Prodigy: An Expeditiously Adaptive Parameter-Free Learner
This addresses the challenge of parameter tuning in machine learning optimization, offering a parameter-free adaptive method that is incremental but practical for broad applications.
The paper tackles the problem of estimating the learning rate in adaptive methods like AdaGrad and Adam by proposing Prodigy, an algorithm that provably estimates the distance to the solution for optimal learning rate setting, improving convergence rate by a factor of O(sqrt(log(D/d0))) over D-Adaptation and achieving test accuracy close to hand-tuned Adam across various benchmarks.

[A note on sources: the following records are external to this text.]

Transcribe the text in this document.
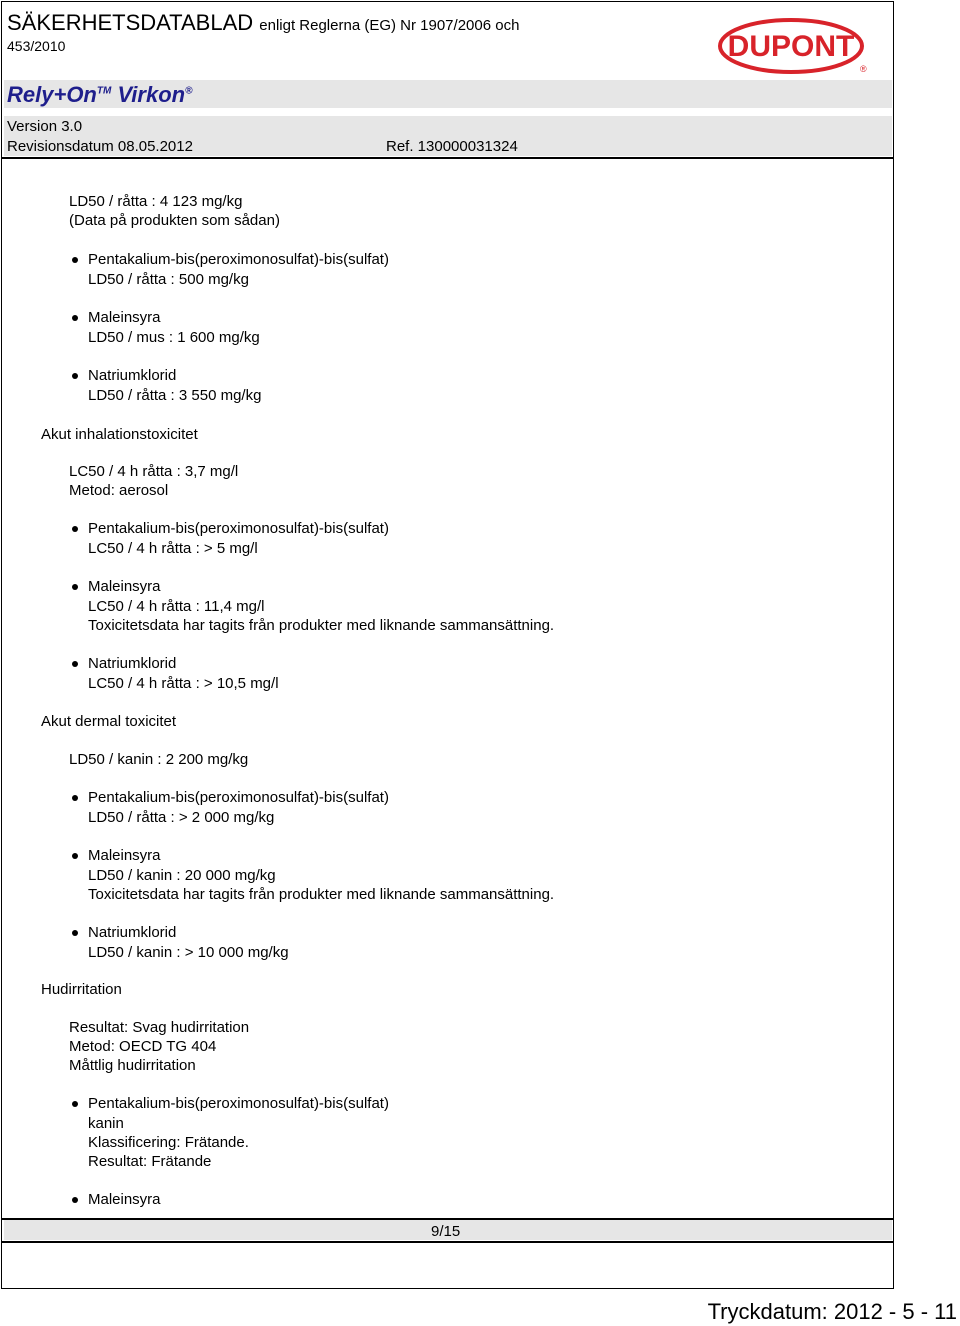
SÄKERHETSDATABLAD enligt Reglerna (EG) Nr 1907/2006 och
453/2010	DUPONT
®
Rely+On™ Virkon®
Version 3.0
Revisionsdatum 08.05.2012	Ref. 130000031324
LD50 / råtta : 4 123 mg/kg
(Data på produkten som sådan)
Pentakalium-bis(peroximonosulfat)-bis(sulfat)
LD50 / råtta : 500 mg/kg
Maleinsyra
LD50 / mus : 1 600 mg/kg
Natriumklorid
LD50 / råtta : 3 550 mg/kg
Akut inhalationstoxicitet
LC50 / 4 h råtta : 3,7 mg/l
Metod: aerosol
Pentakalium-bis(peroximonosulfat)-bis(sulfat)
LC50 / 4 h råtta : > 5 mg/l
Maleinsyra
LC50 / 4 h råtta : 11,4 mg/l
Toxicitetsdata har tagits från produkter med liknande sammansättning.
Natriumklorid
LC50 / 4 h råtta : > 10,5 mg/l
Akut dermal toxicitet
LD50 / kanin : 2 200 mg/kg
Pentakalium-bis(peroximonosulfat)-bis(sulfat)
LD50 / råtta : > 2 000 mg/kg
Maleinsyra
LD50 / kanin : 20 000 mg/kg
Toxicitetsdata har tagits från produkter med liknande sammansättning.
Natriumklorid
LD50 / kanin : > 10 000 mg/kg
Hudirritation
Resultat: Svag hudirritation
Metod: OECD TG 404
Måttlig hudirritation
Pentakalium-bis(peroximonosulfat)-bis(sulfat)
kanin
Klassificering: Frätande.
Resultat: Frätande
Maleinsyra
9/15
Tryckdatum: 2012 - 5 - 11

We consider the problem of estimating the learning rate in adaptive methods, such as AdaGrad and Adam. We propose Prodigy, an algorithm that provably estimates the distance to the solution $D$, which is needed to set the learning rate optimally. At its core, Prodigy is a modification of the D-Adaptation method for learning-rate-free learning. It improves upon the convergence rate of D-Adaptation by a factor of $O(\sqrt{\log(D/d_0)})$, where $d_0$ is the initial estimate of $D$. We test Prodigy on 12 common logistic-regression benchmark datasets, VGG11 and ResNet-50 training on CIFAR10, ViT training on Imagenet, LSTM training on IWSLT14, DLRM training on Criteo dataset, VarNet on Knee MRI dataset, as well as RoBERTa and GPT transformer training on BookWiki. Our experimental results show that our approach consistently outperforms D-Adaptation and reaches test accuracy values close to that of hand-tuned Adam.